Always benchmark against BC. BC is the safe baseline. An offline-RL algorithm that does not exceed BC on the same dataset has paid the constraint-or-penalty engineering cost with no return.

Why this matters

Deployment-realistic settings (healthcare policy improvement, recommender systems, industrial control, robotics demonstration learning, language-model RLHF) all start in the offline regime. The choice of offline-RL algorithm shapes what is deployable and what is not. BCQ-style action constraints are the most transparent safety story for regulated settings (the policy provably stays inside the data distribution); CQL-style conservative bounds give explicit performance lower bounds; IQL is the practical default when constraint or penalty design is not the bottleneck. Understanding the mechanism behind each lets you pick the right tool for the data and the deployment story.

Worked check (memory anchor)

On the L14 two-state MDP (where naive Q-learning diverged because Q(s2, a2) was extrapolated to 5 with no correction available):

BCQ: VAE puts mass on a1 at s2 (only observed action), so action samples are a1, perturbation cannot push to a2, max trivially picks a1. Q(s2, a1) is grounded at reward 1. Optimal policy recovered.
CQL: Conservative penalty pushes Q(s2, a2) down. After training Q(s2, a1) greater than Q(s2, a2). Max picks a1. Optimal policy recovered.
IQL: V(s2) is expectile of Q at dataset actions at s2, approximately 1. Bellman target at s1 uses V(s2) directly, no max anywhere. Policy is advantage-weighted imitation, assigns weight to a1. Optimal policy recovered.

All three prevent the divergence by different mechanisms on the same dataset.
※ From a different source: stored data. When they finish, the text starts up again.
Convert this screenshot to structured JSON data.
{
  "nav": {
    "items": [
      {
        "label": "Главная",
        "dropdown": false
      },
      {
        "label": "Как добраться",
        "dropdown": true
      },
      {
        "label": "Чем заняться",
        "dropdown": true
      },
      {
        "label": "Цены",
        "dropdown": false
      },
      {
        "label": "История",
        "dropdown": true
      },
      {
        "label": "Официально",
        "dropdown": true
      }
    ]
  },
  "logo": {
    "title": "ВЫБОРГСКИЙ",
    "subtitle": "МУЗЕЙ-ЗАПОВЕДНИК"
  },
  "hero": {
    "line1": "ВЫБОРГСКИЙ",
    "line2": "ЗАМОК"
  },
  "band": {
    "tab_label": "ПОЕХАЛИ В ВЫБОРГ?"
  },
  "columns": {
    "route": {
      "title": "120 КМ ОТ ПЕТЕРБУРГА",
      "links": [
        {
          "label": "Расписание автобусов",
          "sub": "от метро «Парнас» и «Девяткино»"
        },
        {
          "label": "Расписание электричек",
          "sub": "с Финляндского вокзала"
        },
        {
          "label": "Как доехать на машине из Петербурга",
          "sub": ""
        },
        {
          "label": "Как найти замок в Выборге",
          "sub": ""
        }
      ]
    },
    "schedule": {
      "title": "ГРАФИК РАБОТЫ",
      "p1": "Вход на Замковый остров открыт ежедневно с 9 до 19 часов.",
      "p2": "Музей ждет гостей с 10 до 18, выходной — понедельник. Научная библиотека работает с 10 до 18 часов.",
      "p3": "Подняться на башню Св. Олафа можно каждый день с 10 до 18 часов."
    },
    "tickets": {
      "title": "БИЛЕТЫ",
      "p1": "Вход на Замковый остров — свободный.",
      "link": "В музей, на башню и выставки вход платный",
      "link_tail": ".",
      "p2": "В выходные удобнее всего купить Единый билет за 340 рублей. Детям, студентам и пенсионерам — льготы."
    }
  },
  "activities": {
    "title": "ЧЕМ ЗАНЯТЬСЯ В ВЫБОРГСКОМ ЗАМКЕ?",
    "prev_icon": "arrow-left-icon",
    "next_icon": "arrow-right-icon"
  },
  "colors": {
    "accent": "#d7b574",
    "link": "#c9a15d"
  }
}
Where this fits in the broader curriculum

L14 named the failure mode; L15 supplies the algorithmic answer.
L13 RLHF uses an explicit KL regularization to a reference policy, which plays the same structural role as BCQ’s action constraint (keep the trained policy near the data distribution where the reward model is trustworthy).
L7 DQN is the off-policy Q-learning machinery these algorithms build on; the L7 stabilizers (replay buffer, target network) appear in all three offline-RL families.
L16 next is exploration, which is the offline-RL opposite: the agent CAN act, but reward is sparse and exploring efficiently is the central challenge.